In their summary the Danish working group proposed an assessment factor of five due to the large interindividual variation (NFA 2021). The German MAK Commission proposed an OEL of 0.1 mg/m3 for zinc in 2009, derived from the Beckett study (Beckett et al. 2005) by linear time extrapolation without an assessment factor. In our ZnO studies both clinical symptoms and systemic inflammatory effects were almost identical with 1.0 mg/m3 for 4 h (first study, Monsé et al. 2018) and 2.0 mg/m3 for 2 h (second study, Monsé et al. 2021). Our results raise the question of whether the dose or concentration is the more relevant parameter to justify a linear time extrapolation, or whether it can be dispensed with. Similar results were reported by Brand et al. (Brand et al. 2019), who showed that the main determinant of systemic inflammation induced by inhalation of ZnO and CuO containing welding fumes at higher concentration is not concentration nor duration of exposure per se but the product of both factors, total dose. The question remains whether time extrapolation is necessary at concentrations in the range of the NOEC and should be addressed with an adapted human inhalation study.
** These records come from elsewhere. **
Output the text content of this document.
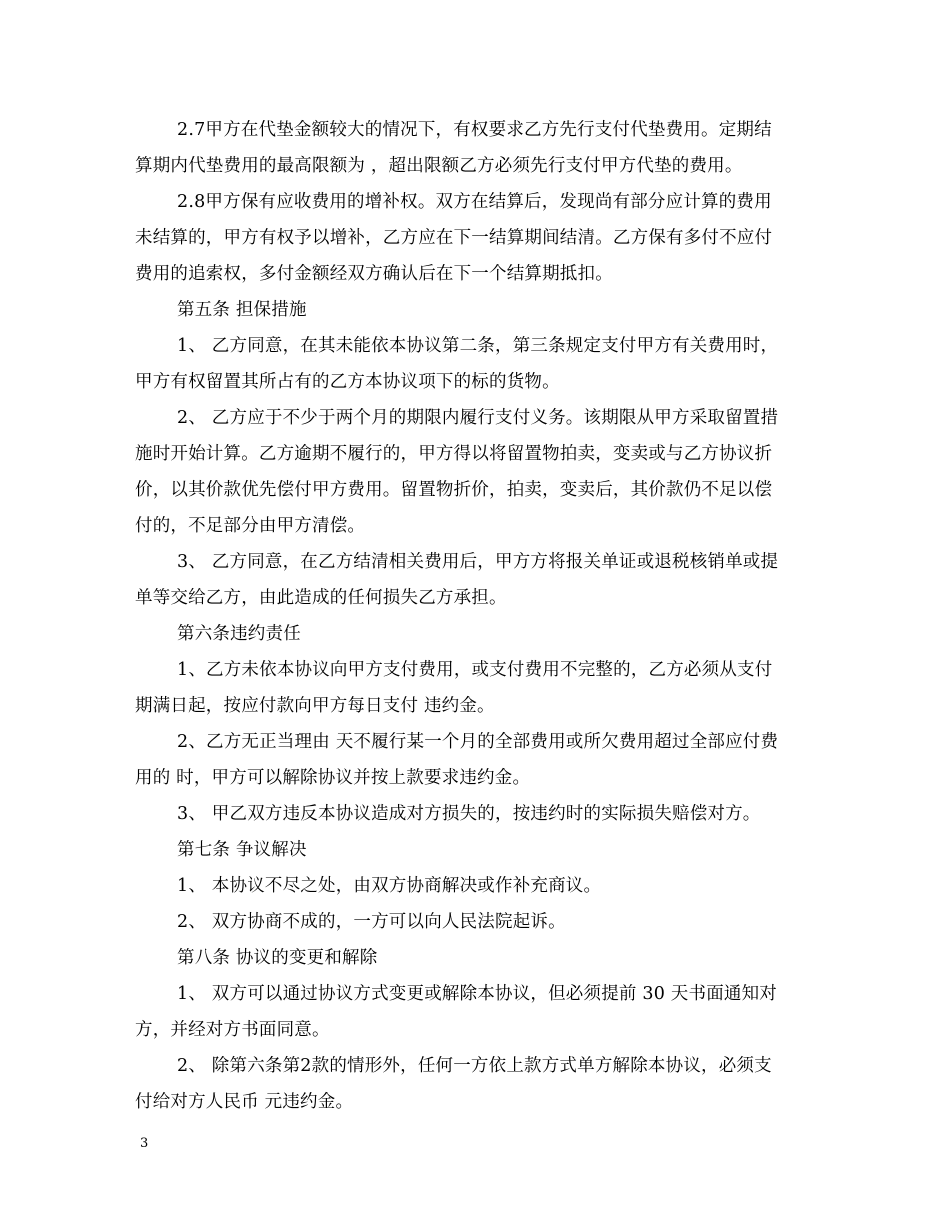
2.7甲方在代垫金额较大的情况下，有权要求乙方先行支付代垫费用。定期结
算期内代垫费用的最高限额为 ，超出限额乙方必须先行支付甲方代垫的费用。
2.8甲方保有应收费用的增补权。双方在结算后，发现尚有部分应计算的费用
未结算的，甲方有权予以增补，乙方应在下一结算期间结清。乙方保有多付不应付
费用的追索权，多付金额经双方确认后在下一个结算期抵扣。
第五条 担保措施
1、 乙方同意，在其未能依本协议第二条，第三条规定支付甲方有关费用时，
甲方有权留置其所占有的乙方本协议项下的标的货物。
2、 乙方应于不少于两个月的期限内履行支付义务。该期限从甲方采取留置措
施时开始计算。乙方逾期不履行的，甲方得以将留置物拍卖，变卖或与乙方协议折
价，以其价款优先偿付甲方费用。留置物折价，拍卖，变卖后，其价款仍不足以偿
付的，不足部分由甲方清偿。
3、 乙方同意，在乙方结清相关费用后，甲方方将报关单证或退税核销单或提
单等交给乙方，由此造成的任何损失乙方承担。
第六条违约责任
1、乙方未依本协议向甲方支付费用，或支付费用不完整的，乙方必须从支付
期满日起，按应付款向甲方每日支付 违约金。
2、乙方无正当理由 天不履行某一个月的全部费用或所欠费用超过全部应付费
用的 时，甲方可以解除协议并按上款要求违约金。
3、 甲乙双方违反本协议造成对方损失的，按违约时的实际损失赔偿对方。
第七条 争议解决
1、 本协议不尽之处，由双方协商解决或作补充商议。
2、 双方协商不成的，一方可以向人民法院起诉。
第八条 协议的变更和解除
1、 双方可以通过协议方式变更或解除本协议，但必须提前 30 天书面通知对
方，并经对方书面同意。
2、 除第六条第2款的情形外，任何一方依上款方式单方解除本协议，必须支
付给对方人民币 元违约金。
3
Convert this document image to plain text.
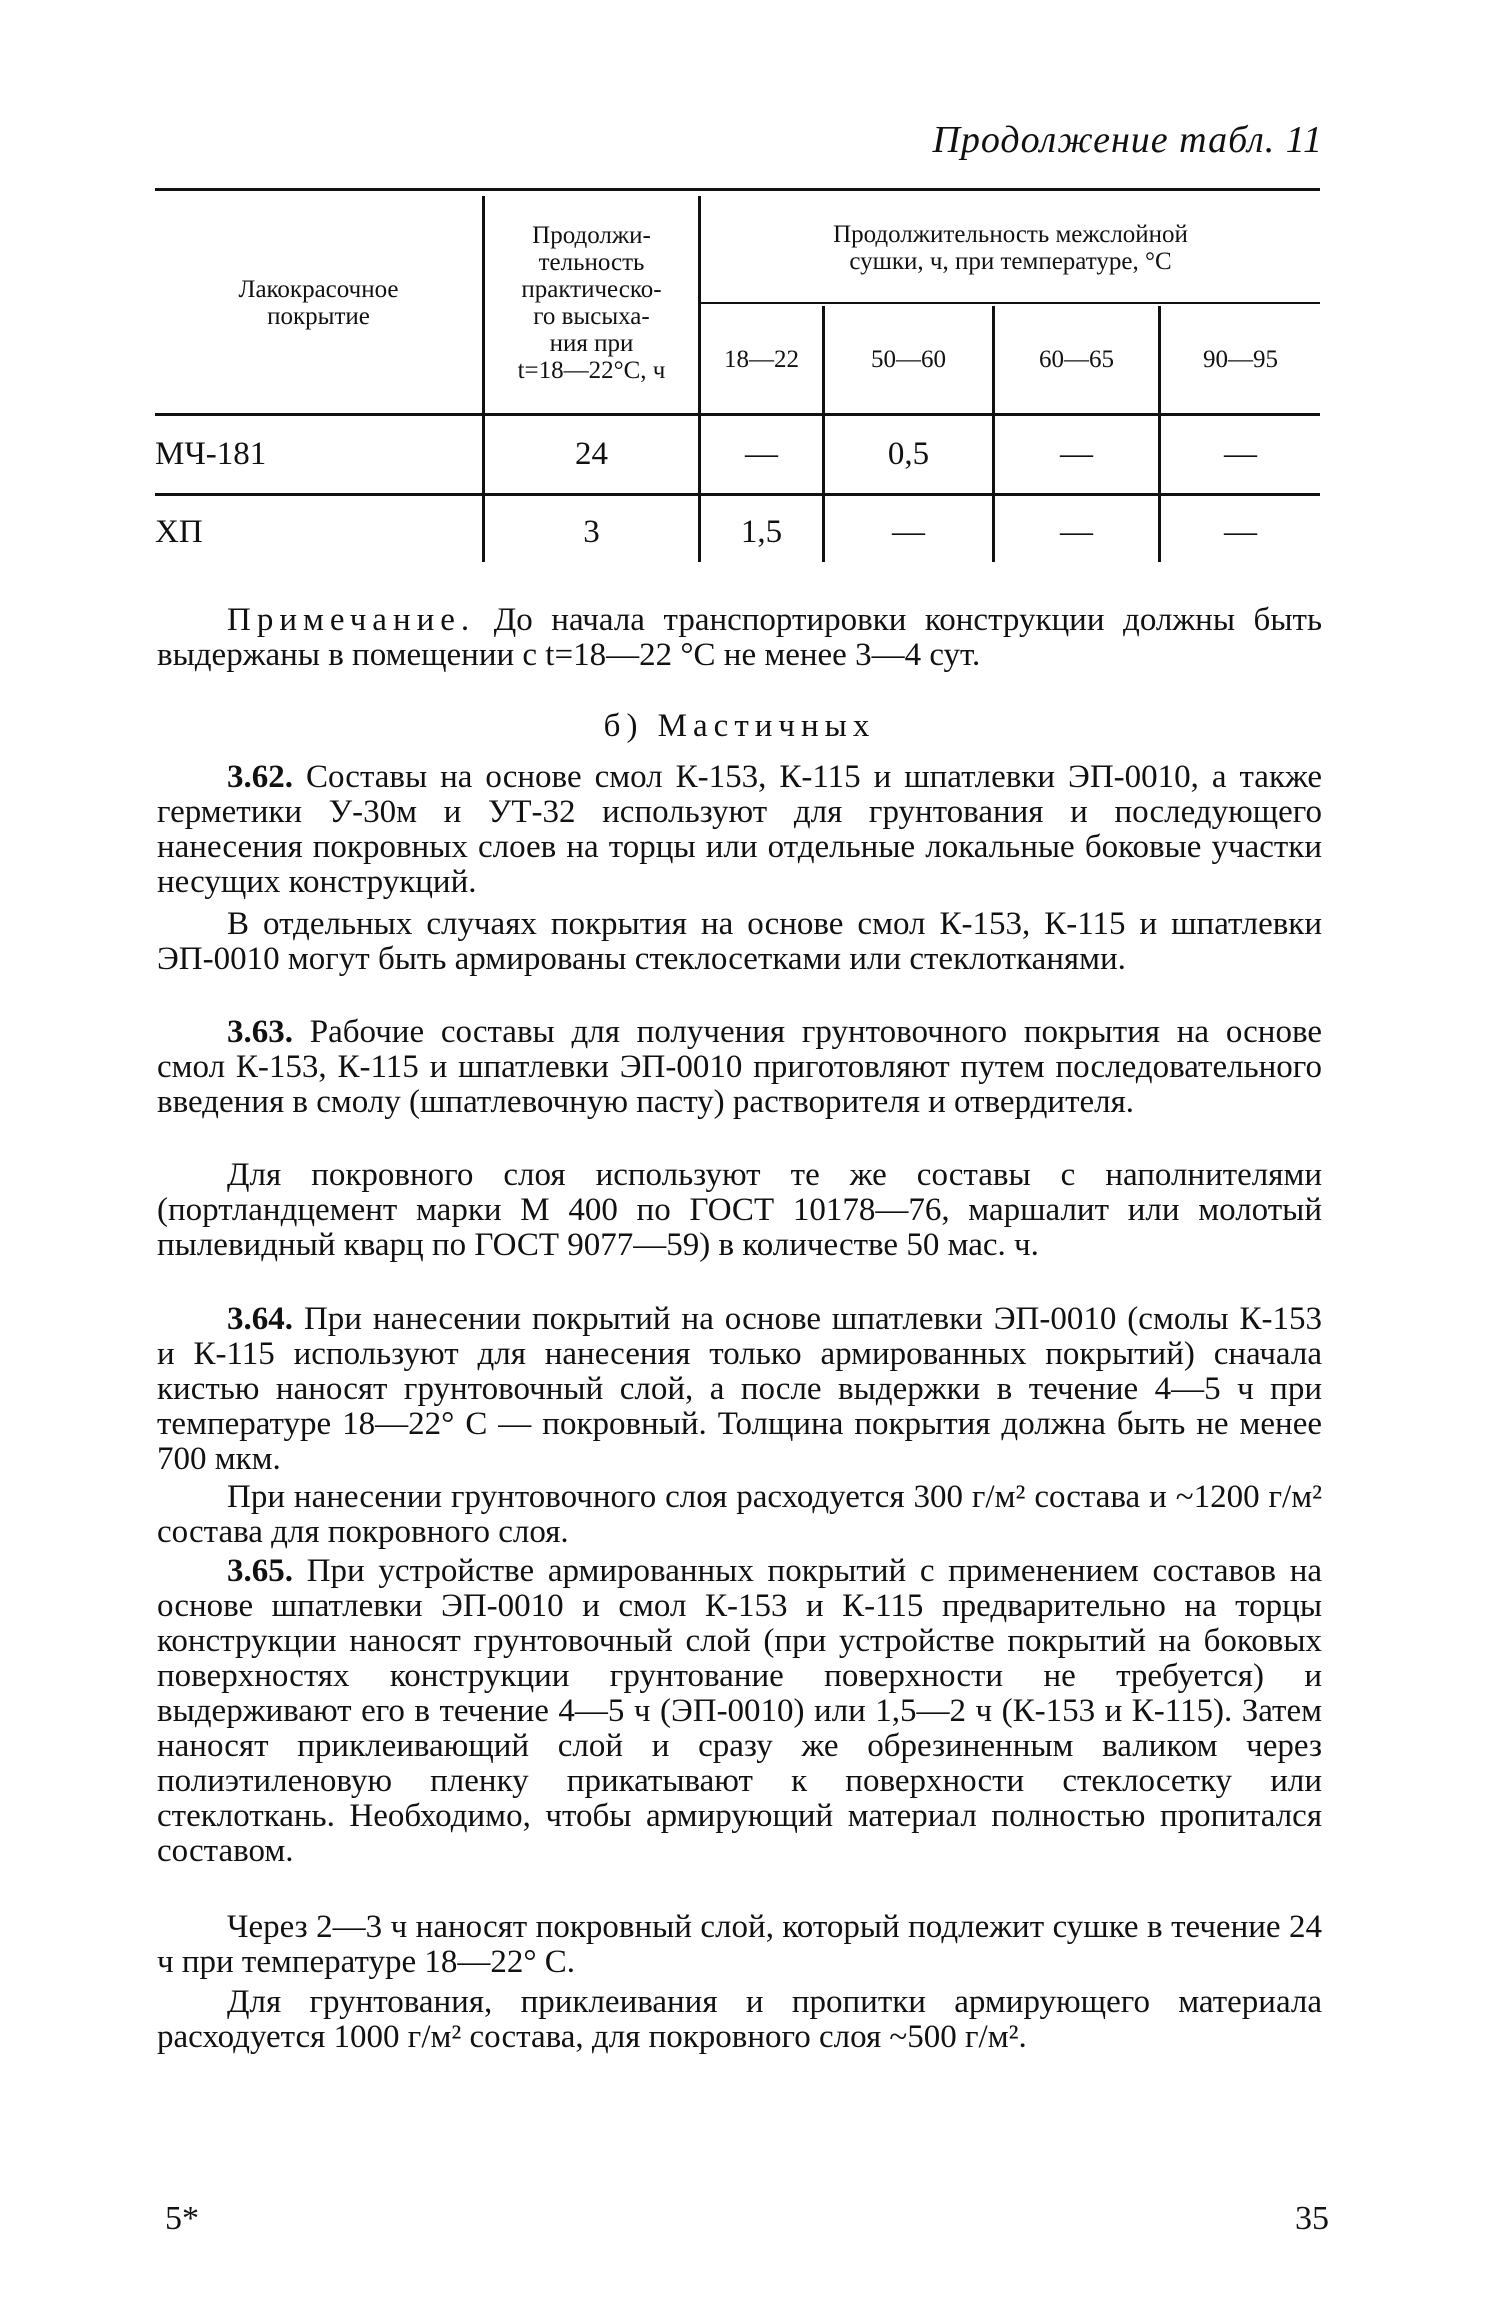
Продолжение табл. 11
Лакокрасочное
покрытие
Продолжи-
тельность
практическо-
го высыха-
ния при
t=18—22°C, ч
Продолжительность межслойной
сушки, ч, при температуре, °С
18—22	50—60	60—65	90—95
МЧ-181	24	—	0,5	—	—
ХП	3	1,5	—	—	—
Примечание. До начала транспортировки конструкции должны быть выдержаны в помещении с t=18—22 °С не менее 3—4 сут.
б) Мастичных
3.62. Составы на основе смол К-153, К-115 и шпатлевки ЭП-0010, а также герметики У-30м и УТ-32 используют для грунтования и последующего нанесения покровных слоев на торцы или отдельные локальные боковые участки несущих конструкций.
В отдельных случаях покрытия на основе смол К-153, К-115 и шпатлевки ЭП-0010 могут быть армированы стеклосетками или стеклотканями.
3.63. Рабочие составы для получения грунтовочного покрытия на основе смол К-153, К-115 и шпатлевки ЭП-0010 приготовляют путем последовательного введения в смолу (шпатлевочную пасту) растворителя и отвердителя.
Для покровного слоя используют те же составы с наполнителями (портландцемент марки М 400 по ГОСТ 10178—76, маршалит или молотый пылевидный кварц по ГОСТ 9077—59) в количестве 50 мас. ч.
3.64. При нанесении покрытий на основе шпатлевки ЭП-0010 (смолы К-153 и К-115 используют для нанесения только армированных покрытий) сначала кистью наносят грунтовочный слой, а после выдержки в течение 4—5 ч при температуре 18—22° С — покровный. Толщина покрытия должна быть не менее 700 мкм.
При нанесении грунтовочного слоя расходуется 300 г/м² состава и ~1200 г/м² состава для покровного слоя.
3.65. При устройстве армированных покрытий с применением составов на основе шпатлевки ЭП-0010 и смол К-153 и К-115 предварительно на торцы конструкции наносят грунтовочный слой (при устройстве покрытий на боковых поверхностях конструкции грунтование поверхности не требуется) и выдерживают его в течение 4—5 ч (ЭП-0010) или 1,5—2 ч (К-153 и К-115). Затем наносят приклеивающий слой и сразу же обрезиненным валиком через полиэтиленовую пленку прикатывают к поверхности стеклосетку или стеклоткань. Необходимо, чтобы армирующий материал полностью пропитался составом.
Через 2—3 ч наносят покровный слой, который подлежит сушке в течение 24 ч при температуре 18—22° С.
Для грунтования, приклеивания и пропитки армирующего материала расходуется 1000 г/м² состава, для покровного слоя ~500 г/м².
5*	35
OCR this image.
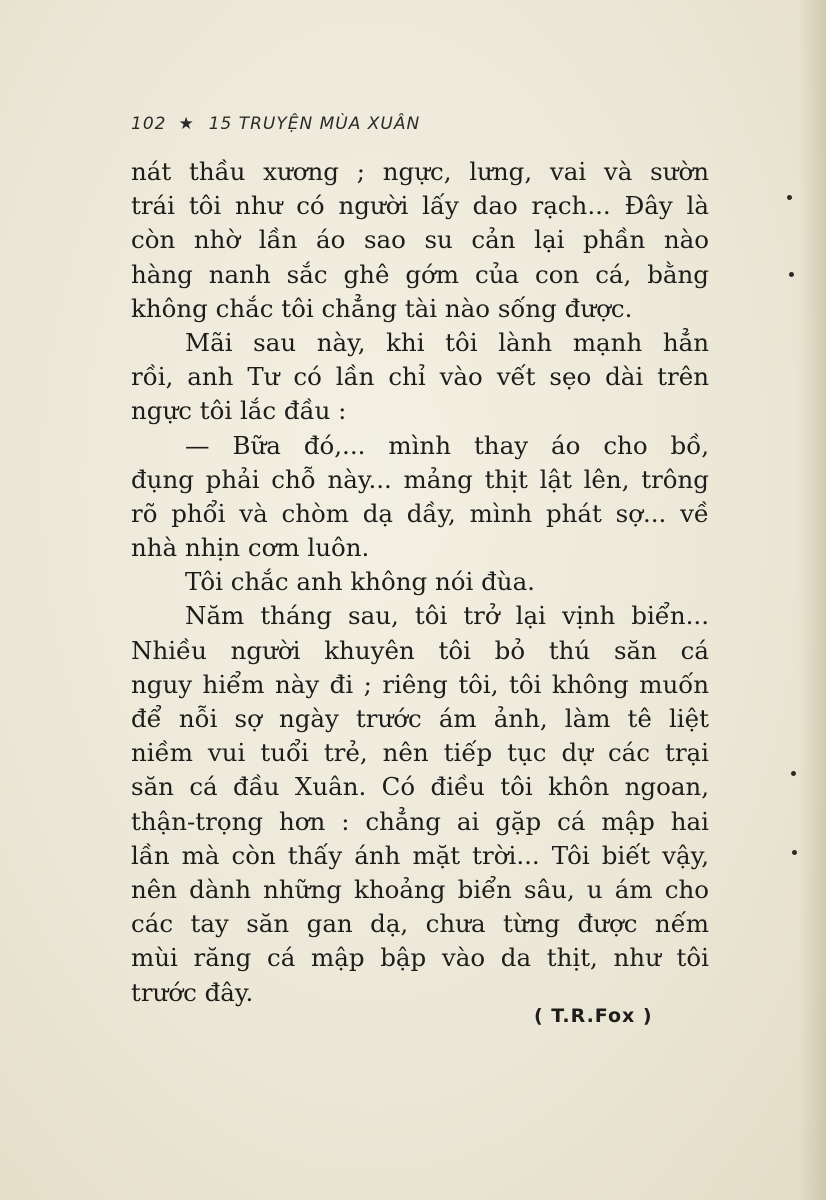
102 ★ 15 TRUYỆN MÙA XUÂN
nát thầu xương ; ngực, lưng, vai và sườn
trái tôi như có người lấy dao rạch... Đây là
còn nhờ lần áo sao su cản lại phần nào
hàng nanh sắc ghê gớm của con cá, bằng
không chắc tôi chẳng tài nào sống được.
Mãi sau này, khi tôi lành mạnh hẳn
rồi, anh Tư có lần chỉ vào vết sẹo dài trên
ngực tôi lắc đầu :
— Bữa đó,... mình thay áo cho bồ,
đụng phải chỗ này... mảng thịt lật lên, trông
rõ phổi và chòm dạ dầy, mình phát sợ... về
nhà nhịn cơm luôn.
Tôi chắc anh không nói đùa.
Năm tháng sau, tôi trở lại vịnh biển...
Nhiều người khuyên tôi bỏ thú săn cá
nguy hiểm này đi ; riêng tôi, tôi không muốn
để nỗi sợ ngày trước ám ảnh, làm tê liệt
niềm vui tuổi trẻ, nên tiếp tục dự các trại
săn cá đầu Xuân. Có điều tôi khôn ngoan,
thận-trọng hơn : chẳng ai gặp cá mập hai
lần mà còn thấy ánh mặt trời... Tôi biết vậy,
nên dành những khoảng biển sâu, u ám cho
các tay săn gan dạ, chưa từng được nếm
mùi răng cá mập bập vào da thịt, như tôi
trước đây.
( T.R.Fox )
Similarly, the German MAK Commission used human inhalation studies for OEL setting of sensory irritants without an assessment factor since they are based on controlled human exposure studies assessing especially sensitive and objectively verifiable effects. As reviewed earlier these substances exert their adverse effects by (neurogenic) inflammation (Brüning et al. 2014). Thus, chronic inflammation is considered as a critical endpoint of both ZnO and sensory irritants. Although inflammation induced by sensory irritants and ZnO may be not comparable, this discussion points to the need for the harmonization of the definition of assessment factors for OELs that are based on acute human exposure studies.

Conclusion

Our particle inhalation studies corroborate and extend the existing database of acute human inhalation studies with ZnO. The critical endpoint is chronic inflammation which is involved in the pathogenesis of CVD. An NOEC of 0.5 mg/m3 or higher can be derived from our studies. We believe that the application of assessment factors (for example, linear time extrapolation) requires further discussion and harmonization between regulatory authorities.